Industry sources say Amgen has the inside track with its drug now known as Evolocumab, which has passed through its testing phases and filed for approval with the U.S. Food and Drug Administration last year. Amgen may get the nod within the next few months. Pfizer and the Sanofi-Regeneron alliance are believed to be close behind, and could hit the market with their own drugs just a few months after.

If that's the case, it means CVS's concerns are overwrought, says Holly Campbell, spokeswoman for PhRMA, the drug industry's trade group. She says the company is incorporating all potential users of the drug into the mix, with all paying list prices, with its $150 billion figure.

"That's not actually what happens," she said. Campbell says competition and market forces are bringing down the impact the price on these new cholesterol drugs. She says that with these cholesterol drugs, the competition will be at least as vigorous as with hepatitis C, if not more so.

"We're really seeing how competition is going to work," Campbell said. She also points out that Sovaldi and the other hepatitis C drugs have worked to bring down overall health-care costs.

"The value of these medicines really need to be part of the conversation," she said.

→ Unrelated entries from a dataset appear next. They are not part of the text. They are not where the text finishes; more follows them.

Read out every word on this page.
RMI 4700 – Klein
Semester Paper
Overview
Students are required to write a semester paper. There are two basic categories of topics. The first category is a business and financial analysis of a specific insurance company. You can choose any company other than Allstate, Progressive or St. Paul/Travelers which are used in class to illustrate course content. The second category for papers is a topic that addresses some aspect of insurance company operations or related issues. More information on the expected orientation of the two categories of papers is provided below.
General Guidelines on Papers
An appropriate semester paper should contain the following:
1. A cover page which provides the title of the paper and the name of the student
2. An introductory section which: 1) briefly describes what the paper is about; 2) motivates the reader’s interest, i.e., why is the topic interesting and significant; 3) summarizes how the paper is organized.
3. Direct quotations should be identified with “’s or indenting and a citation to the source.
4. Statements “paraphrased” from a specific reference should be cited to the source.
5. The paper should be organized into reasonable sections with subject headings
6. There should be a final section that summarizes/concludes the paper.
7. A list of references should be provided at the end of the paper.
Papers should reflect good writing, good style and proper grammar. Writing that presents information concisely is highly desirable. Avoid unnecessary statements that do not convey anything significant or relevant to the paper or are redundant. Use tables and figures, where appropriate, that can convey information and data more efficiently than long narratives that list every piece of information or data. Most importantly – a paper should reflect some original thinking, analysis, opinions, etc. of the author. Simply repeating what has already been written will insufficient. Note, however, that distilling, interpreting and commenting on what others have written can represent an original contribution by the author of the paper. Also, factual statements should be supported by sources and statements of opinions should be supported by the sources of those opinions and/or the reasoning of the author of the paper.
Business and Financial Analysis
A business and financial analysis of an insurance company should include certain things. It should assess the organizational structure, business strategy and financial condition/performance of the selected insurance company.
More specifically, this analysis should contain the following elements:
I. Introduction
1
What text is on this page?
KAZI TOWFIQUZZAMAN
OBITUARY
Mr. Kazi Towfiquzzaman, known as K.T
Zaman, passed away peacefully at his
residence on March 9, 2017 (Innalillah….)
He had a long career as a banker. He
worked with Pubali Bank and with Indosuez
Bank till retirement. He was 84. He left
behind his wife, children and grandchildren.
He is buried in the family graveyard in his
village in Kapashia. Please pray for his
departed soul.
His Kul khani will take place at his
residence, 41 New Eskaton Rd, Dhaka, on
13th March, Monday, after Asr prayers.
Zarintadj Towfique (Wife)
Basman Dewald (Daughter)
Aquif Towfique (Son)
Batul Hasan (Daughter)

PCSK9 inhibitors will usually be injected once or twice a month, and are considered to be well-tolerated and effective in reducing so-called "bad" cholesterol. The prime candidates for the drug are those with a family history of high cholesterol, though there is growing interest in allowing other subgroups to use it, such as those who are intolerant to statins or those with a history of coronary artery disease.